Place of ManufactureBoiotia, Greece
Medium/TechniqueMarble from Mt. Pentelikon, Greece, and modern plaster restoration
DimensionsOverall (Thighs): 58.5 x 38.5 cm (23 1/16 x 15 3/16 in.)
Overall (Right hand): 20 x 12 cm (7 7/8 x 4 3/4 in.)
Overall: 349.3 kg (770 lb.)
Overall (Head): 50 x 35 cm (19 11/16 x 13 3/4 in.)
Framed (Steel channel H-frame with steel plate attached at the bottom): 248.9 x 28.3 x 24.1 cm (98 x 11 1/8 x 9 1/2 in.)
Block (Object and frame dimensions): 248.9 x 62.9 x 24.8 cm (98 x 24 3/4 x 9 3/4 in.)
Credit LineGift of Fiske Warren
Accession number08.288
On View
On view
ClassificationsSculpture
Description
Carved in profile on a tall, rectangular stone shaft, or stele, this standing young man is represented as a gifted athlete. He is nude, as was the Greek custom during training and competition. The youth's pronounced musculature, especially evident in his arms and legs, attests to his high level of fitness. His head is crowned with an olive wreath, an honor bestowed upon victors at games such as those at Olympia and Athens. A small oil flask (aryballos), decorated with floral and geometric designs in low relief, dangles from a strap clenched in his right hand, alluding to the practice among Greek athletes of applying oil to clean and moisten the body before exercising. Two pomegranates held overhead in his left hand might be gifts from an admirer (athletes were widely adored for their beauty) but also carry Underworld connotations befitting the funerary function of the stele; this fruit, filled with seeds, commonly symbolized fertility as well, and its appearance here could imply that the youth's life ended before he reached manhood.Although said to come from Thebes in Boiotia, this representation of a youthful athlete once belonged to an imposing grave monument of a type popular among elite Athenian families. The shaft, reconstructed from five original marble fragments to a height of about 2.1 meters (7 feet), would have been capped by a decorative element, possibly a sphinx. Two letters of an inscription are preserved on the shaft above the head, probably indicating that the name of the deceased began with the letters theta omicron ("Tho . . . "). Stelai carved with nude youths are the counterpart of freestanding statues, known as kouroi, which were commonly erected as funerary monuments by Greeks during the Archaic period. Rather than individualized likenesses, both forms of sculpted representations present generic, highly idealized images of men in their physical prime. Embodying the ancient Greek ideal of arete (excellence), these images, which commemorated the dead, were intended to inspire the living.

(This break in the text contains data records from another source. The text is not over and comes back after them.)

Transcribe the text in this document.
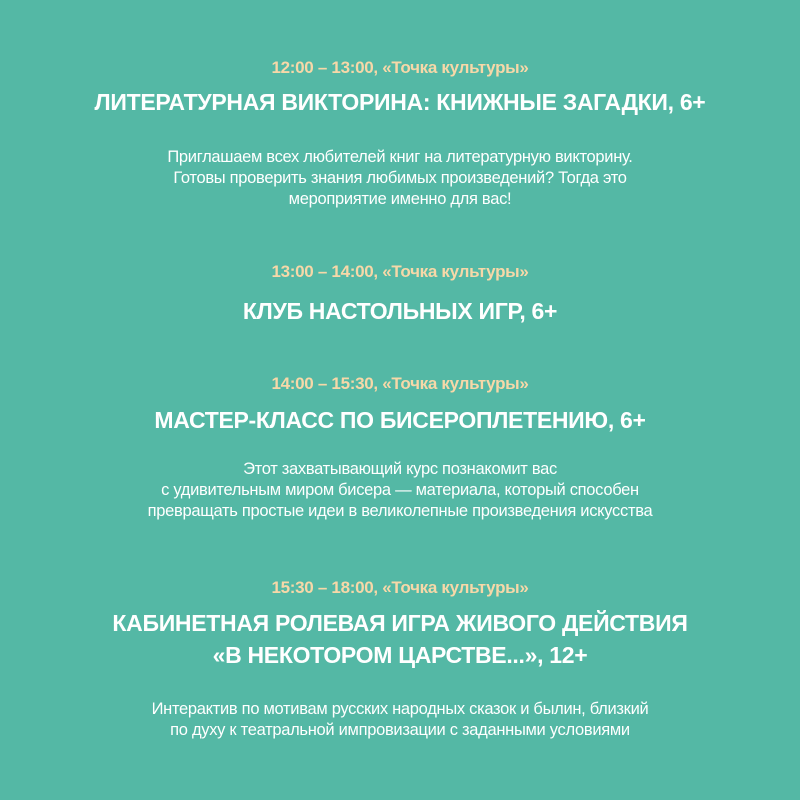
12:00 – 13:00, «Точка культуры»
ЛИТЕРАТУРНАЯ ВИКТОРИНА: КНИЖНЫЕ ЗАГАДКИ, 6+
Приглашаем всех любителей книг на литературную викторину.
Готовы проверить знания любимых произведений? Тогда это
мероприятие именно для вас!
13:00 – 14:00, «Точка культуры»
КЛУБ НАСТОЛЬНЫХ ИГР, 6+
14:00 – 15:30, «Точка культуры»
МАСТЕР-КЛАСС ПО БИСЕРОПЛЕТЕНИЮ, 6+
Этот захватывающий курс познакомит вас
с удивительным миром бисера — материала, который способен
превращать простые идеи в великолепные произведения искусства
15:30 – 18:00, «Точка культуры»
КАБИНЕТНАЯ РОЛЕВАЯ ИГРА ЖИВОГО ДЕЙСТВИЯ
«В НЕКОТОРОМ ЦАРСТВЕ...», 12+
Интерактив по мотивам русских народных сказок и былин, близкий
по духу к театральной импровизации с заданными условиями
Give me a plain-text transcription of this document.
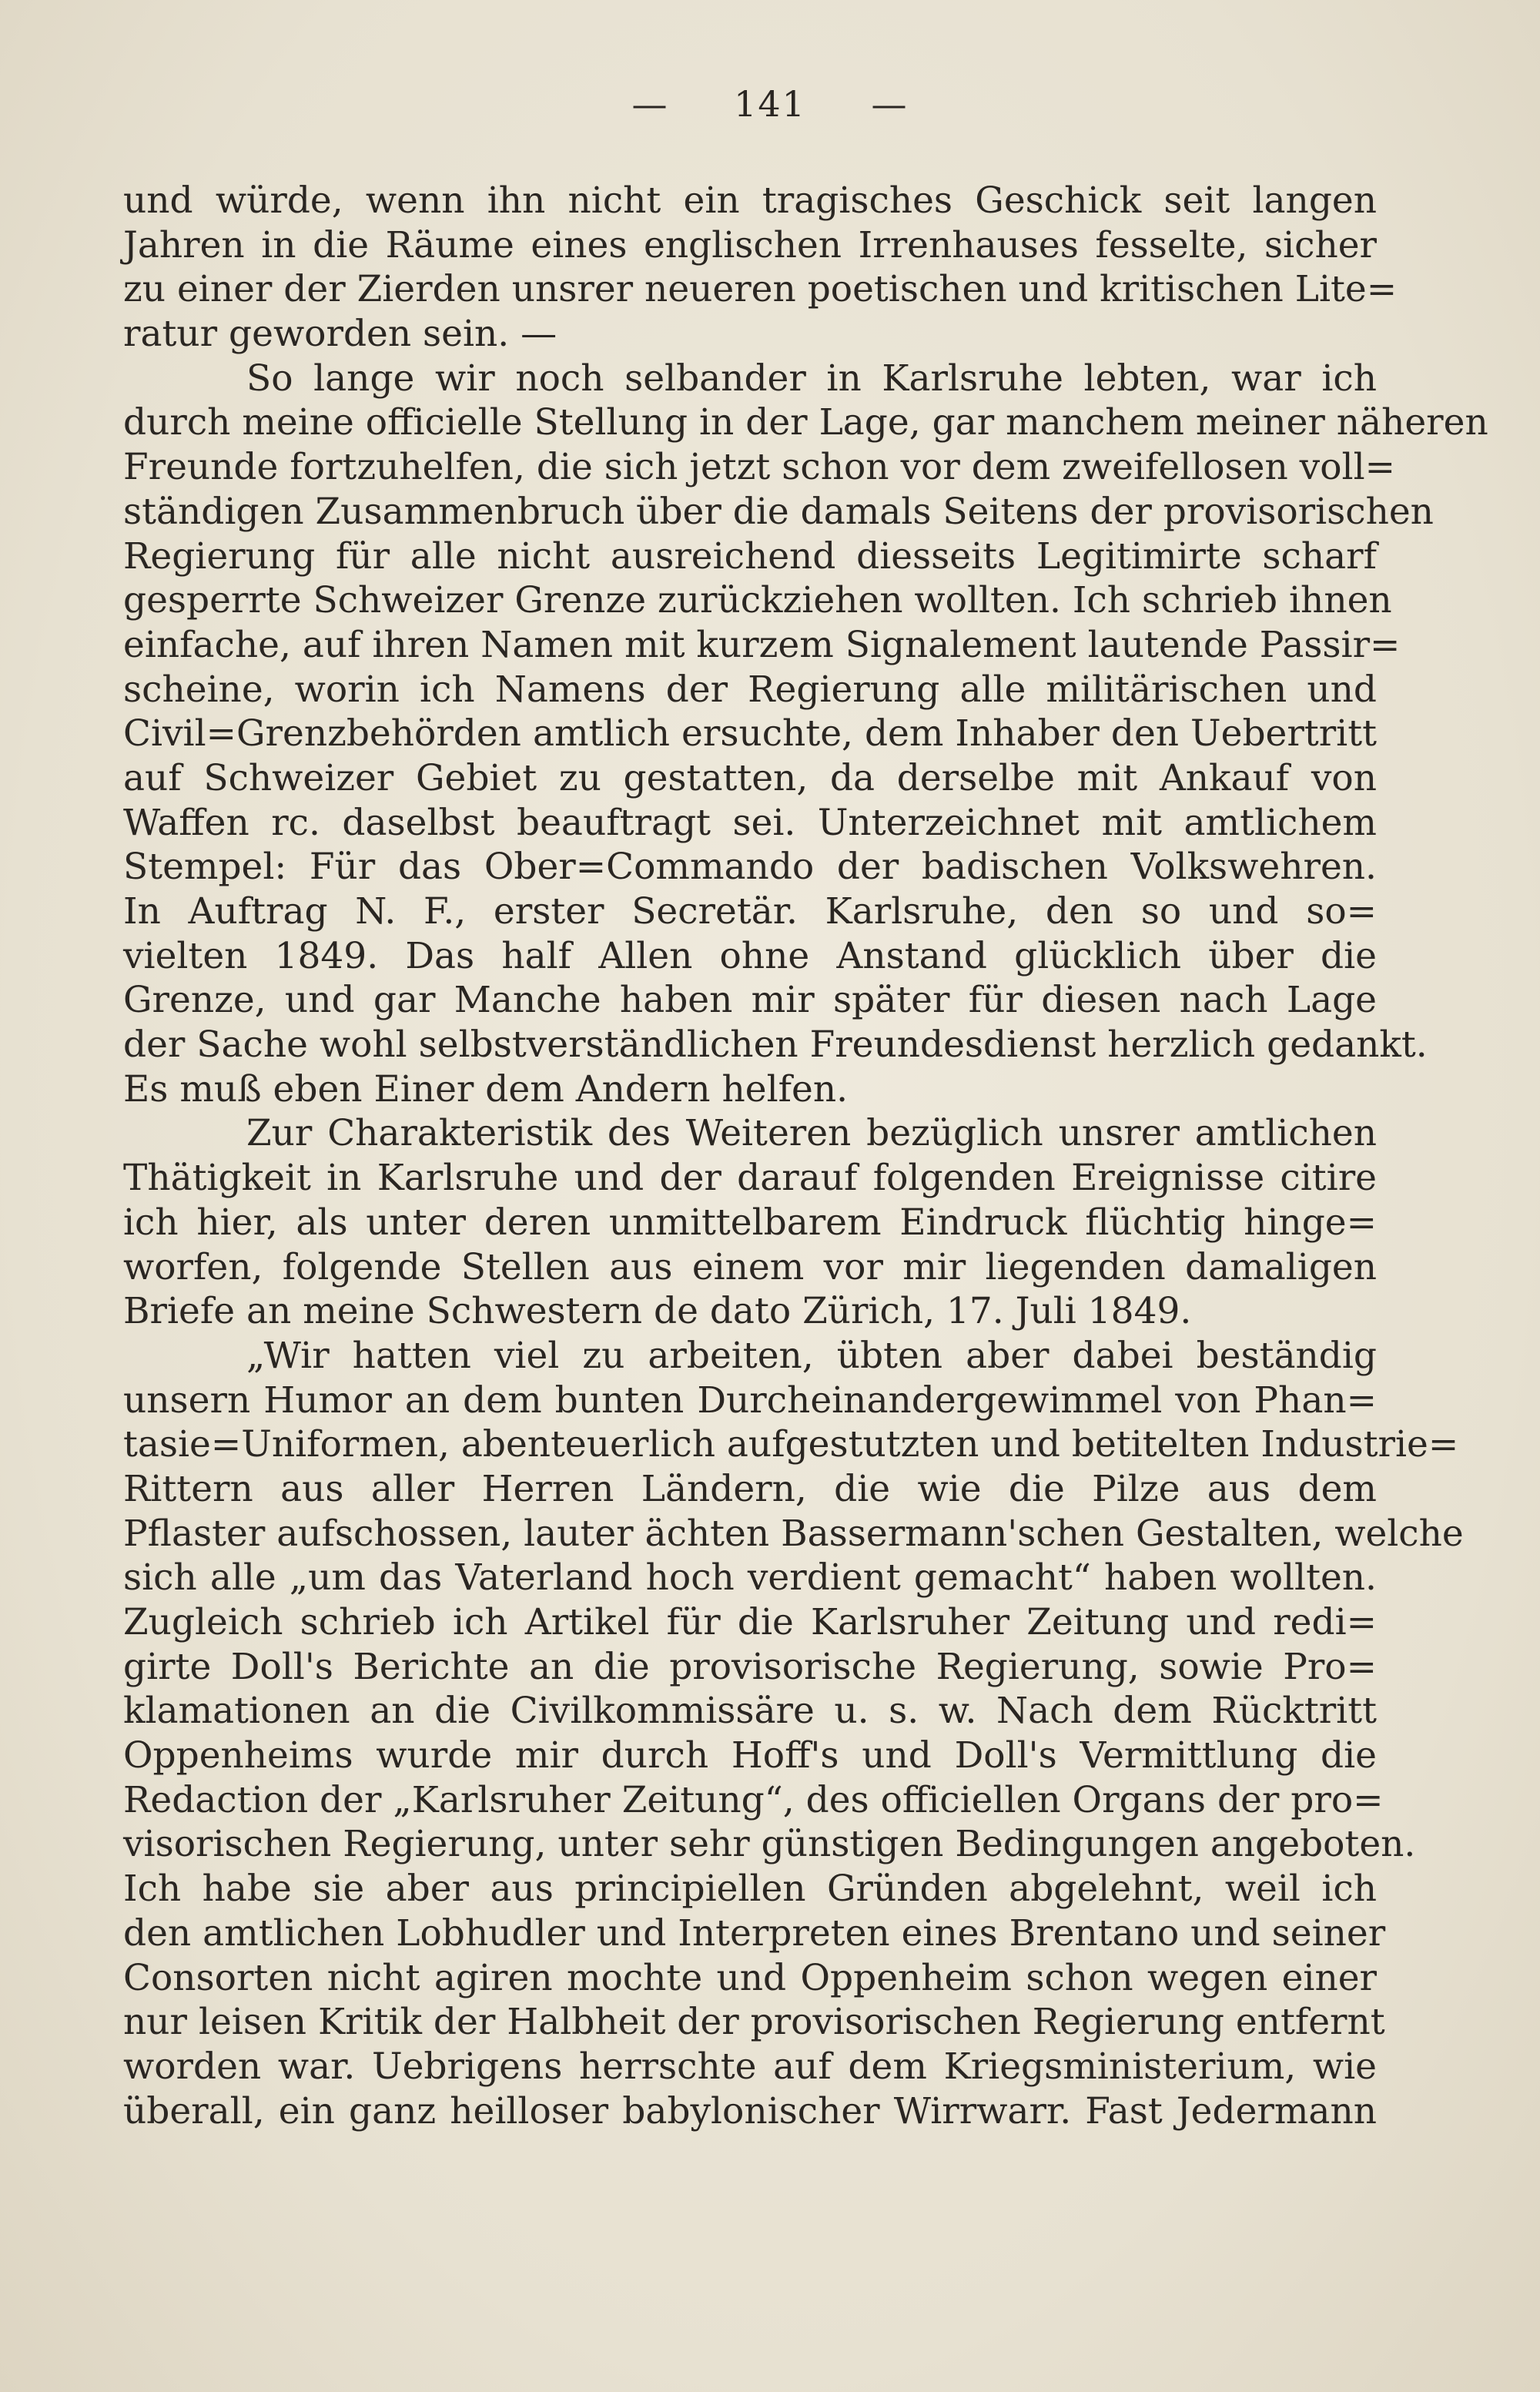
— 141 —
und würde, wenn ihn nicht ein tragisches Geschick seit langen
Jahren in die Räume eines englischen Irrenhauses fesselte, sicher
zu einer der Zierden unsrer neueren poetischen und kritischen Lite=
ratur geworden sein. —
So lange wir noch selbander in Karlsruhe lebten, war ich
durch meine officielle Stellung in der Lage, gar manchem meiner näheren
Freunde fortzuhelfen, die sich jetzt schon vor dem zweifellosen voll=
ständigen Zusammenbruch über die damals Seitens der provisorischen
Regierung für alle nicht ausreichend diesseits Legitimirte scharf
gesperrte Schweizer Grenze zurückziehen wollten. Ich schrieb ihnen
einfache, auf ihren Namen mit kurzem Signalement lautende Passir=
scheine, worin ich Namens der Regierung alle militärischen und
Civil=Grenzbehörden amtlich ersuchte, dem Inhaber den Uebertritt
auf Schweizer Gebiet zu gestatten, da derselbe mit Ankauf von
Waffen rc. daselbst beauftragt sei. Unterzeichnet mit amtlichem
Stempel: Für das Ober=Commando der badischen Volkswehren.
In Auftrag N. F., erster Secretär. Karlsruhe, den so und so=
vielten 1849. Das half Allen ohne Anstand glücklich über die
Grenze, und gar Manche haben mir später für diesen nach Lage
der Sache wohl selbstverständlichen Freundesdienst herzlich gedankt.
Es muß eben Einer dem Andern helfen.
Zur Charakteristik des Weiteren bezüglich unsrer amtlichen
Thätigkeit in Karlsruhe und der darauf folgenden Ereignisse citire
ich hier, als unter deren unmittelbarem Eindruck flüchtig hinge=
worfen, folgende Stellen aus einem vor mir liegenden damaligen
Briefe an meine Schwestern de dato Zürich, 17. Juli 1849.
„Wir hatten viel zu arbeiten, übten aber dabei beständig
unsern Humor an dem bunten Durcheinandergewimmel von Phan=
tasie=Uniformen, abenteuerlich aufgestutzten und betitelten Industrie=
Rittern aus aller Herren Ländern, die wie die Pilze aus dem
Pflaster aufschossen, lauter ächten Bassermann'schen Gestalten, welche
sich alle „um das Vaterland hoch verdient gemacht“ haben wollten.
Zugleich schrieb ich Artikel für die Karlsruher Zeitung und redi=
girte Doll's Berichte an die provisorische Regierung, sowie Pro=
klamationen an die Civilkommissäre u. s. w. Nach dem Rücktritt
Oppenheims wurde mir durch Hoff's und Doll's Vermittlung die
Redaction der „Karlsruher Zeitung“, des officiellen Organs der pro=
visorischen Regierung, unter sehr günstigen Bedingungen angeboten.
Ich habe sie aber aus principiellen Gründen abgelehnt, weil ich
den amtlichen Lobhudler und Interpreten eines Brentano und seiner
Consorten nicht agiren mochte und Oppenheim schon wegen einer
nur leisen Kritik der Halbheit der provisorischen Regierung entfernt
worden war. Uebrigens herrschte auf dem Kriegsministerium, wie
überall, ein ganz heilloser babylonischer Wirrwarr. Fast Jedermann
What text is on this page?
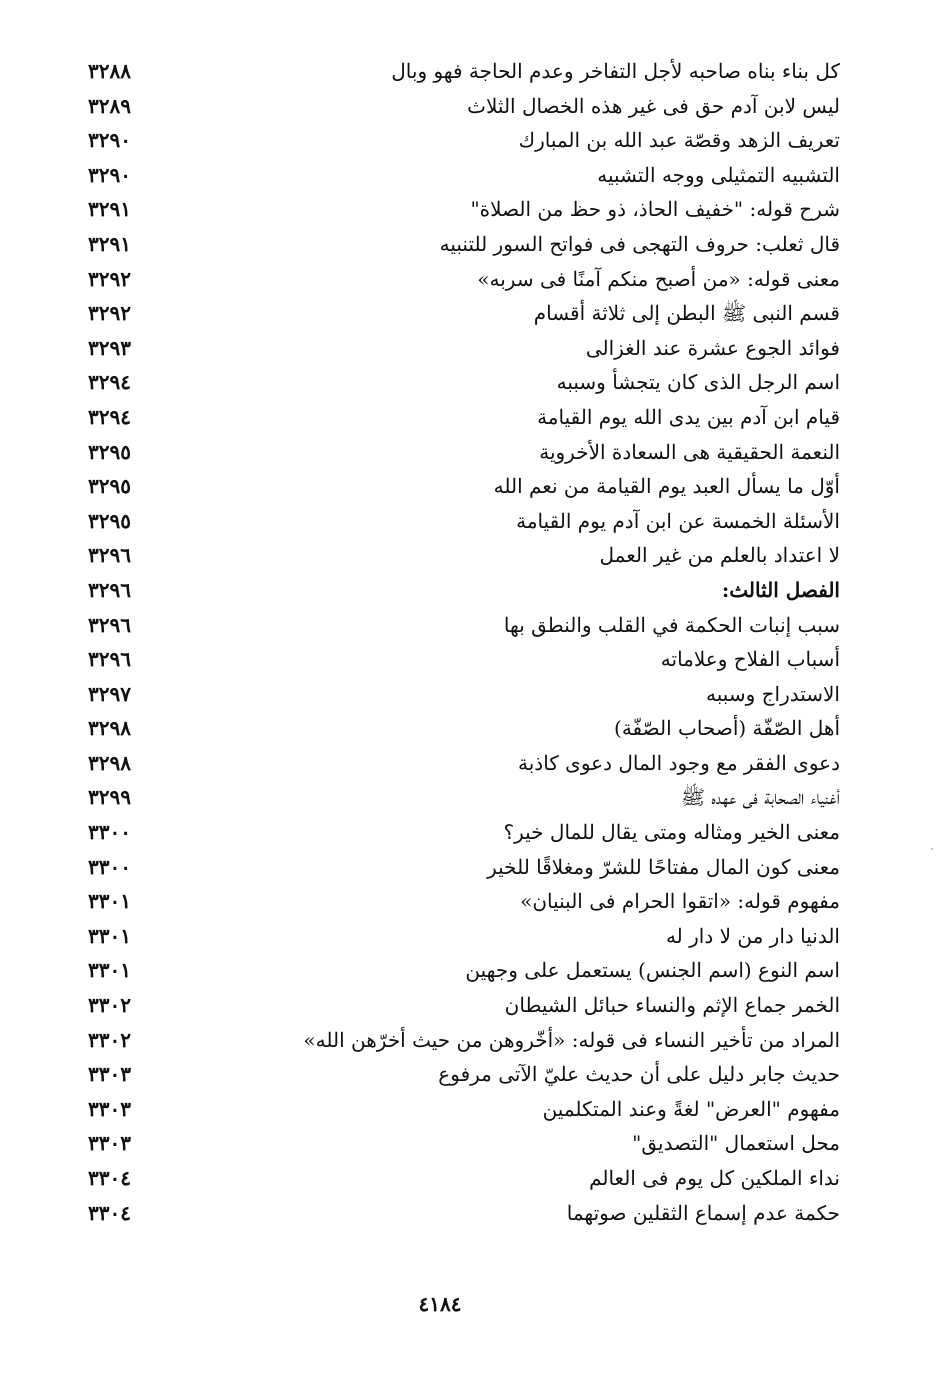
كل بناء بناه صاحبه لأجل التفاخر وعدم الحاجة فهو وبال
٣٢٨٨
ليس لابن آدم حق فى غير هذه الخصال الثلاث
٣٢٨٩
تعريف الزهد وقصّة عبد الله بن المبارك
٣٢٩٠
التشبيه التمثيلى ووجه التشبيه
٣٢٩٠
شرح قوله: "خفيف الحاذ، ذو حظ من الصلاة"
٣٢٩١
قال ثعلب: حروف التهجى فى فواتح السور للتنبيه
٣٢٩١
معنى قوله: «من أصبح منكم آمنًا فى سربه»
٣٢٩٢
قسم النبى ﷺ البطن إلى ثلاثة أقسام
٣٢٩٢
فوائد الجوع عشرة عند الغزالى
٣٢٩٣
اسم الرجل الذى كان يتجشأ وسببه
٣٢٩٤
قيام ابن آدم بين يدى الله يوم القيامة
٣٢٩٤
النعمة الحقيقية هى السعادة الأخروية
٣٢٩٥
أوّل ما يسأل العبد يوم القيامة من نعم الله
٣٢٩٥
الأسئلة الخمسة عن ابن آدم يوم القيامة
٣٢٩٥
لا اعتداد بالعلم من غير العمل
٣٢٩٦
الفصل الثالث:
٣٢٩٦
سبب إنبات الحكمة في القلب والنطق بها
٣٢٩٦
أسباب الفلاح وعلاماته
٣٢٩٦
الاستدراج وسببه
٣٢٩٧
أهل الصّفّة (أصحاب الصّفّة)
٣٢٩٨
دعوى الفقر مع وجود المال دعوى كاذبة
٣٢٩٨
أغنياء الصحابة فى عهده ﷺ
٣٢٩٩
معنى الخير ومثاله ومتى يقال للمال خير؟
٣٣٠٠
معنى كون المال مفتاحًا للشرّ ومغلاقًا للخير
٣٣٠٠
مفهوم قوله: «اتقوا الحرام فى البنيان»
٣٣٠١
الدنيا دار من لا دار له
٣٣٠١
اسم النوع (اسم الجنس) يستعمل على وجهين
٣٣٠١
الخمر جماع الإثم والنساء حبائل الشيطان
٣٣٠٢
المراد من تأخير النساء فى قوله: «أخّروهن من حيث أخرّهن الله»
٣٣٠٢
حديث جابر دليل على أن حديث عليّ الآتى مرفوع
٣٣٠٣
مفهوم "العرض" لغةً وعند المتكلمين
٣٣٠٣
محل استعمال "التصديق"
٣٣٠٣
نداء الملكين كل يوم فى العالم
٣٣٠٤
حكمة عدم إسماع الثقلين صوتهما
٣٣٠٤
٤١٨٤
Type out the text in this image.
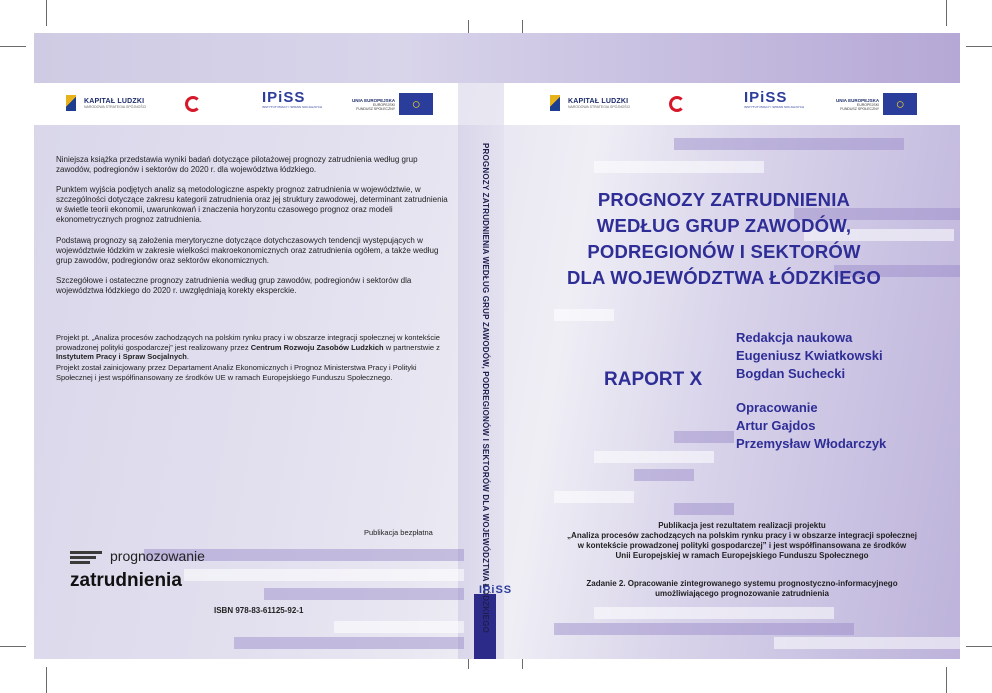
KAPITAŁ LUDZKI
NARODOWA STRATEGIA SPÓJNOŚCI
IPiSS
INSTYTUT PRACY I SPRAW SOCJALNYCH
UNIA EUROPEJSKA
EUROPEJSKI
FUNDUSZ SPOŁECZNY	○	KAPITAŁ LUDZKI
NARODOWA STRATEGIA SPÓJNOŚCI
IPiSS
INSTYTUT PRACY I SPRAW SOCJALNYCH
UNIA EUROPEJSKA
EUROPEJSKI
FUNDUSZ SPOŁECZNY	○

Niniejsza książka przedstawia wyniki badań dotyczące pilotażowej prognozy zatrudnienia według grup zawodów, podregionów i sektorów do 2020 r. dla województwa łódzkiego.

Punktem wyjścia podjętych analiz są metodologiczne aspekty prognoz zatrudnienia w województwie, w szczególności dotyczące zakresu kategorii zatrudnienia oraz jej struktury zawodowej, determinant zatrudnienia w świetle teorii ekonomii, uwarunkowań i znaczenia horyzontu czasowego prognoz oraz modeli ekonometrycznych prognoz zatrudnienia.

Podstawą prognozy są założenia merytoryczne dotyczące dotychczasowych tendencji występujących w województwie łódzkim w zakresie wielkości makroekonomicznych oraz zatrudnienia ogółem, a także według grup zawodów, podregionów oraz sektorów ekonomicznych.

Szczegółowe i ostateczne prognozy zatrudnienia według grup zawodów, podregionów i sektorów dla województwa łódzkiego do 2020 r. uwzględniają korekty eksperckie.

Projekt pt. „Analiza procesów zachodzących na polskim rynku pracy i w obszarze integracji społecznej w kontekście prowadzonej polityki gospodarczej” jest realizowany przez Centrum Rozwoju Zasobów Ludzkich w partnerstwie z Instytutem Pracy i Spraw Socjalnych.

Projekt został zainicjowany przez Departament Analiz Ekonomicznych i Prognoz Ministerstwa Pracy i Polityki Społecznej i jest współfinansowany ze środków UE w ramach Europejskiego Funduszu Społecznego.

Publikacja bezpłatna
prognozowanie
zatrudnienia
ISBN 978-83-61125-92-1	PROGNOZY ZATRUDNIENIA WEDŁUG GRUP ZAWODÓW, PODREGIONÓW I SEKTORÓW DLA WOJEWÓDZTWA ŁÓDZKIEGO
IPiSS
PROGNOZY ZATRUDNIENIA
WEDŁUG GRUP ZAWODÓW,
PODREGIONÓW I SEKTORÓW
DLA WOJEWÓDZTWA ŁÓDZKIEGO
RAPORT X
Redakcja naukowa
Eugeniusz Kwiatkowski
Bogdan Suchecki
Opracowanie
Artur Gajdos
Przemysław Włodarczyk

Publikacja jest rezultatem realizacji projektu
„Analiza procesów zachodzących na polskim rynku pracy i w obszarze integracji społecznej
w kontekście prowadzonej polityki gospodarczej” i jest współfinansowana ze środków
Unii Europejskiej w ramach Europejskiego Funduszu Społecznego

Zadanie 2. Opracowanie zintegrowanego systemu prognostyczno-informacyjnego
umożliwiającego prognozowanie zatrudnienia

InscriptionsAbove the youth's head are the remains of an inscription that runs vertically upward. It gives the first two letters of his name, ("Tho"). ΘΟProvenance1900, acquired in Thebes by Edward Perry Warren (b. 1860 - d. 1928), London [see note]; to his brother, Fiske Warren (b. 1862 - d. 1938), Boston; 1908, gift of Fiske Warren to the MFA. (Accession Date: May 28, 1908)

NOTE: According to Warren's records.